In a testament to the amount of churn that goes on with the Leafs, Peter Ihnacak is the last Leaf "lifer" to have a career of at least 400 NHL games. (Poni and Kaberle have crossed that threshold, but I wouldn't bet on either finishing as Leafs.) To get a lifer with a 500-game career, you have to go back to Ron Ellis.
Oh - and yes, Peter is Miro's brother. We won't talk about that little bit of history...
|1979-80||Sparta CKD Praha||Czech||44||19||28||47|
|1980-81||Sparta CKD Praha||Czech||44||23||22||45|
|1981-82||Sparta CKD Praha||Czech||39||16||22||38||50|
|1982-83||Toronto Maple Leafs||NHL||80||28||38||66||44||+6|
|1983-84||Toronto Maple Leafs||NHL||47||10||13||23||24||-21|
|1984-85||Toronto Maple Leafs||NHL||70||22||22||44||24||-26|
|1985-86||Toronto Maple Leafs||NHL||63||18||27||45||16||-9||10||2||3||5||12|
|1986-87||Toronto Maple Leafs||NHL||58||12||27||39||16||+5||13||2||4||6||9|
|1987-88||Toronto Maple Leafs||NHL||68||10||20||30||41||-6||5||0||3||3||4|
|1988-89||Toronto Maple Leafs||NHL||26||2||16||18||10||+3|
|1989-90||Toronto Maple Leafs||NHL||5||0||2||2||0||+3|
|1990-91||EC Hedos Munchen||Germany||20||6||17||23||23|
|1995-96||Krefelder EV Pinguine||Germany||47||9||34||43||22||6||0||0||0||2|
|1997-2000||Nurnberg Ice Tigers||Germany|
Brother of Miroslav
the HHOF take on Peter:
"Centre Peter Ihnacak was a crafty playmaker and solid checker who played parts of eight years with the Toronto Maple Leafs in the 80s and 90s. He also played several years in Czechoslovakia, Switzerland and Germany in a pro career that lasted nearly two decades. During the mid point of his NHL career he had the opportunity to play with his younger brother Miroslav.
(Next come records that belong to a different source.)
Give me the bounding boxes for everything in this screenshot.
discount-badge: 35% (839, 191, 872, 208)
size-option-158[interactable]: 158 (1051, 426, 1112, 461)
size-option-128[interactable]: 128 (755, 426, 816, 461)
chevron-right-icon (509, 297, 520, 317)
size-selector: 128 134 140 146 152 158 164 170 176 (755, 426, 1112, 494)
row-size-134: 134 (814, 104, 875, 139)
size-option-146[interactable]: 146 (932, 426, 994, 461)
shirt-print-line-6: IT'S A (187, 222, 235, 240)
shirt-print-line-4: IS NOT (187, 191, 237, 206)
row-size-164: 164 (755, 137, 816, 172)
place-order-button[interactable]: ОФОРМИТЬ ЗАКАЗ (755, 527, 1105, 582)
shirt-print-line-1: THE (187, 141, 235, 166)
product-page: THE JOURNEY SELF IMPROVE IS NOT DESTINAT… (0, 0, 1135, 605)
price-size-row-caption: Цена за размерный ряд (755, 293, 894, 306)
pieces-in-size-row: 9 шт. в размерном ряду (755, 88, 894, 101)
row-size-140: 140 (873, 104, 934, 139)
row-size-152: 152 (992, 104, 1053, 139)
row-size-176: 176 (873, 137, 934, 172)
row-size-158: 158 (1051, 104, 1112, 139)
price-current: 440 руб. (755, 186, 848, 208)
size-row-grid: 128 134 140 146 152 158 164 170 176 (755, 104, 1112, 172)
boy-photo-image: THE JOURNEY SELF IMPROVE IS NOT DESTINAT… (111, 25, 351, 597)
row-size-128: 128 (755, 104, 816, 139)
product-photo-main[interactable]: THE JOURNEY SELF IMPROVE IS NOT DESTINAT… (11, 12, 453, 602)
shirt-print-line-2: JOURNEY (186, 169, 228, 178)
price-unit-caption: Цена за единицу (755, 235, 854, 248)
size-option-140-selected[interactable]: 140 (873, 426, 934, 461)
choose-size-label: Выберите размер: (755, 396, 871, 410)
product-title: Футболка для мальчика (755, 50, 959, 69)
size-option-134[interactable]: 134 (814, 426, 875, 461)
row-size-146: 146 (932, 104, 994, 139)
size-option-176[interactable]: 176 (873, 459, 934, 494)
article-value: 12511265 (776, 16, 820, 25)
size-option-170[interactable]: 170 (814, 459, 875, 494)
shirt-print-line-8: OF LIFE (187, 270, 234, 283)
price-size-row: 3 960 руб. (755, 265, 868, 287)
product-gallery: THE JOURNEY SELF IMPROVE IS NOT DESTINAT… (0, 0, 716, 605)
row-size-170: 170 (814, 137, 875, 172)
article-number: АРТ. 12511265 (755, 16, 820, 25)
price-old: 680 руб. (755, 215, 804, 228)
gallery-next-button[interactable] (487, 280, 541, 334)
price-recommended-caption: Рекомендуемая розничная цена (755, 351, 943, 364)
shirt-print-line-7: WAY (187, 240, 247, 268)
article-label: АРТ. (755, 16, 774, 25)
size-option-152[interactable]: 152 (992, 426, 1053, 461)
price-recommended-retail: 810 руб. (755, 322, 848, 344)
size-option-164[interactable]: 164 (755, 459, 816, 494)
Born in Poprad, Czechoslovakia, Ihnacak first gained attention by helping his country win the bronze medal at the 1977 World Junior Championships. He then spent five years in the Czechoslovakian league with Dukla Jihlava and Sparta Praha. After contributing to his country's silver medal win at the 1982 World Championships, Ihnacak was drafted 25th overall at the NHL Entry Draft. This selection was also significant in that it was an extra draft pick set to the Leafs by Philadelphia as part of the package for star centre Darryl Sittler.
As a rookie, the young forward formed a solid line with Miroslav Frycer and fellow freshman Walt Poddubny. In fact, both Ihnacak and Poddubny set franchise records by scoring 28 goals in their first seasons. The next year the hard-working centre was limited to 47 games due to injury. He then scored 22 goals in 184-85 and was one of the few bright spots when Toronto finished with the lowest point total in the league.
Ihnacak was a key checker and playmaker when Toronto came within a game of reaching the semifinals in 1986 and 1987. By the late 80s he began spending parts of the season in the AHL since the Leafs had more depth at centre with the likes of Vince Damphousse, Tom Fergus and Ed Olczyk. After registering 73 points in 72 games for the Newmarket Saints in 1989-90, Ihnacak signed with the Freiburg club of Germany. Over the next few years he provided scoring and veteran savvy on the Kloten and Ajoie teams in Switzerland and Germany's Krefelder before retiring in 1996."